In Don’t be a mule, LexisNexis Risk Solutions, RELX's risk management arm, explores how Metro Bank uncovered mule accounts and increased its detection rates. The story has a dynamic title section followed by a full-width video. Multimedia elements continue throughout, as scrolling reveals present visual data representations and infographics. It’s a case study that combines text based storytelling with the elements we know will perform, such as rich multimedia, and brief, informative answer and advice sections.
University of Oregon: OregonNews
The University of Oregon’s news hub is a vast source of updates on student life, new research, staff announcements, and more. It contains written articles, immersive stories, and podcasts.
Sibling scientists and their dog hunt for Oregon’s hidden truffle biodiversity is the story of UO students Hilary Rose and Heather Dawson and their truffle dog, Rye. After a brief introduction it launches into a full-width video of Dawson and Rye out in the field seeking truffles. The video’s cinematic production value makes it a joy to watch, no doubt boosting engagement and time on page.

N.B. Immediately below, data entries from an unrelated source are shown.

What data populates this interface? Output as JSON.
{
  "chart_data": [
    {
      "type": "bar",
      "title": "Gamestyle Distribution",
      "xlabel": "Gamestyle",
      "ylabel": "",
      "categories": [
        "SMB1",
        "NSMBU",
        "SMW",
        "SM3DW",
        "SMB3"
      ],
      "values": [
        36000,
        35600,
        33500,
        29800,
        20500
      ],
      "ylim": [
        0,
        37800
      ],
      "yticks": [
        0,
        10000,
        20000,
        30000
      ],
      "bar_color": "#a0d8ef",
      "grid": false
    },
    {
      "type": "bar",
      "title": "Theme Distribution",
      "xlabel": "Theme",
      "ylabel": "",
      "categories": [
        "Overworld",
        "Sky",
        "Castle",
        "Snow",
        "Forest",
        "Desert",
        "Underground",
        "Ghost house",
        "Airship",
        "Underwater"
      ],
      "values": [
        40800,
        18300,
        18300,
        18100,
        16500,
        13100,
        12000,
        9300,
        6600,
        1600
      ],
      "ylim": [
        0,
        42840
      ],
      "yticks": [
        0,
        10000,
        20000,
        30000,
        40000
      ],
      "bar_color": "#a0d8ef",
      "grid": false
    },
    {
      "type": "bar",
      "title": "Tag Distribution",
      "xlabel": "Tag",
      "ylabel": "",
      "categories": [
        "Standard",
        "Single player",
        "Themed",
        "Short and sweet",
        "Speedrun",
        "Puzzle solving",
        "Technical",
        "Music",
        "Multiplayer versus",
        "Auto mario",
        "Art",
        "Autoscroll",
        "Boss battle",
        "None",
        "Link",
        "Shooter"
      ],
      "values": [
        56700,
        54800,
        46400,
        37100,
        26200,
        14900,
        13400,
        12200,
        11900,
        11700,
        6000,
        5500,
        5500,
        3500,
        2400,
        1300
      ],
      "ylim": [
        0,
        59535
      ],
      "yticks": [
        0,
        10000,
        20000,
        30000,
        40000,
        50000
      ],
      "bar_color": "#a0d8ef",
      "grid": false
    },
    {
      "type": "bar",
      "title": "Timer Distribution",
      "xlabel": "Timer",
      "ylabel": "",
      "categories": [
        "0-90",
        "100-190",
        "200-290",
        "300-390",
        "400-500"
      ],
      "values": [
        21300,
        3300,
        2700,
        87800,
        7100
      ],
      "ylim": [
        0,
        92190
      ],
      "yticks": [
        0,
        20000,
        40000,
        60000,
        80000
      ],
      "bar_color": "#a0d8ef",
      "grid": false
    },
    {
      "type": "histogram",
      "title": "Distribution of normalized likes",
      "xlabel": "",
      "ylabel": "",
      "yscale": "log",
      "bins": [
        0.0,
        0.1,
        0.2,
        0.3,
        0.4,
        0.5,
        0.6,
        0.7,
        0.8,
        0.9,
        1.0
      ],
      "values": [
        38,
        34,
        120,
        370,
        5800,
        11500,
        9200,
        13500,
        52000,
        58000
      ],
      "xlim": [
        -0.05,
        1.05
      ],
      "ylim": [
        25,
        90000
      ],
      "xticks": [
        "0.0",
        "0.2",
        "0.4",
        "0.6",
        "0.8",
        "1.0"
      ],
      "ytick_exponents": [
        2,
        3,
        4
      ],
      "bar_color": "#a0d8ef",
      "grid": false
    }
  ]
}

After more body text with supporting imagery, links to other resources, and pullquotes, the article includes a longer, embedded YouTube video that contains audio of Heather explaining her work and its importance. It’s a great example of repurposing — one teaser, mute video to build atmosphere, with an audio version down below for readers who’ve completed the article and want to get the full experience.
Your brand blog: where to from here?

Business blogs are still reaping dividends for content marketing teams, and are worth the investment. But changing digital publishing and search landscapes mean some future proofing is in order.
Make sure you:
- Deliver real value to your audience — don't just harvest their clicks with SEO-stuffed copy.
- Get better at storytelling. It’s at the heart of any successful content play, including your brand blog.
- Apply a content designer’s level of care and attention to your audience and the product you serve them.
- Invest in multimedia storytelling, both to boost engagement on your own blog, and to feed a repurposed content pipeline for other platforms.
- Add AI search best practices to your existing SEO work.
- Interrogate your content marketing goals and ensure your blog is geared to them.